In this analysis, we explored the relationship between life satisfaction and various socio-economic factors. We started by examining the correlation between each feature and the target variable. We found that factors such as GDP per capita, social support, and healthy life expectancy were positively correlated with life satisfaction, while factors such as corruption and negative affect were negatively correlated.

We built several regression models to predict life satisfaction based on these features. The one that fit it best was the Decision Tree Regression Model.

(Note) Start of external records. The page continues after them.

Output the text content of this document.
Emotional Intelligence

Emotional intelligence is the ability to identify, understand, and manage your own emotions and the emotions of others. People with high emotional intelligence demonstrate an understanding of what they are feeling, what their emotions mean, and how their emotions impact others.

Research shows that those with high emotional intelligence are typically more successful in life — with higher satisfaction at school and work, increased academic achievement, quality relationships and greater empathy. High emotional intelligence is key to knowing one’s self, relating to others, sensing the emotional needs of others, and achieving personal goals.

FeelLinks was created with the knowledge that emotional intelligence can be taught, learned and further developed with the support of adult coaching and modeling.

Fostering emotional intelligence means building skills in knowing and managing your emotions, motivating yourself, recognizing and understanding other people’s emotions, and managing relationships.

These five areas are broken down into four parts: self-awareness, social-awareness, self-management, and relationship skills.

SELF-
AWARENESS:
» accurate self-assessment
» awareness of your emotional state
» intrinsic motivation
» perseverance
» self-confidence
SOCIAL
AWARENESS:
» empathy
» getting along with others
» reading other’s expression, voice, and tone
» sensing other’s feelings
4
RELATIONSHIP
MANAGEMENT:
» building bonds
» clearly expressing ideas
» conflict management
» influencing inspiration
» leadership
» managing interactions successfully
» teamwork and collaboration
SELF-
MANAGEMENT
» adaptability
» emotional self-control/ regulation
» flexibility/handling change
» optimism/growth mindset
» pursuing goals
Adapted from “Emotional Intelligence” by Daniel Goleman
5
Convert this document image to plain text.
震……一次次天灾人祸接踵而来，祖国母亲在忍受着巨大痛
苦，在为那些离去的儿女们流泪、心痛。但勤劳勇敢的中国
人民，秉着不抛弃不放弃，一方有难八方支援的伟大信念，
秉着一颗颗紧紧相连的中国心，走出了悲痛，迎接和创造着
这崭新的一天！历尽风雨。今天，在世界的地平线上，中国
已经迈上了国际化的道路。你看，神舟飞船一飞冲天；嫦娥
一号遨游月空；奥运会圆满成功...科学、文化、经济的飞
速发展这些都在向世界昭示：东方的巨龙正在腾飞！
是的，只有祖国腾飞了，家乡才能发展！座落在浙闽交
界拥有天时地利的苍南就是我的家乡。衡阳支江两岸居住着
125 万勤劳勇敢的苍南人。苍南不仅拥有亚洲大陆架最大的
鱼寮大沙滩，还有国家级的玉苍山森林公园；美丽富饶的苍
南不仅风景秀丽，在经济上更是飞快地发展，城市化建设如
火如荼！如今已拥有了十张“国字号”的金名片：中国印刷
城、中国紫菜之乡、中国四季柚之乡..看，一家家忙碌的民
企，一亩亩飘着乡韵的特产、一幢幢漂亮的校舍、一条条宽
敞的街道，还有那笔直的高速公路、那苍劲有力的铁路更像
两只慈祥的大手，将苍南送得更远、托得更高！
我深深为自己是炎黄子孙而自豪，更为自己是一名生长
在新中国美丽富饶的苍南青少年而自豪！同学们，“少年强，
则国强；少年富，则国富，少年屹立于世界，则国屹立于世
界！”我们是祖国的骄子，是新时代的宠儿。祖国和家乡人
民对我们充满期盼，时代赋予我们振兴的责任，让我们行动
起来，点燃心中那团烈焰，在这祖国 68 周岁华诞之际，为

Overall, our analysis suggests that GDP per capita, social support, and healthy life expectancy are the strongest predictors of life satisfaction, and that a multiple regression model or polynomial regression model can be used to predict life satisfaction with reasonable accuracy. The use of clustering algorithms can also provide insights into the grouping of countries based on their life satisfaction and socio-economic factors.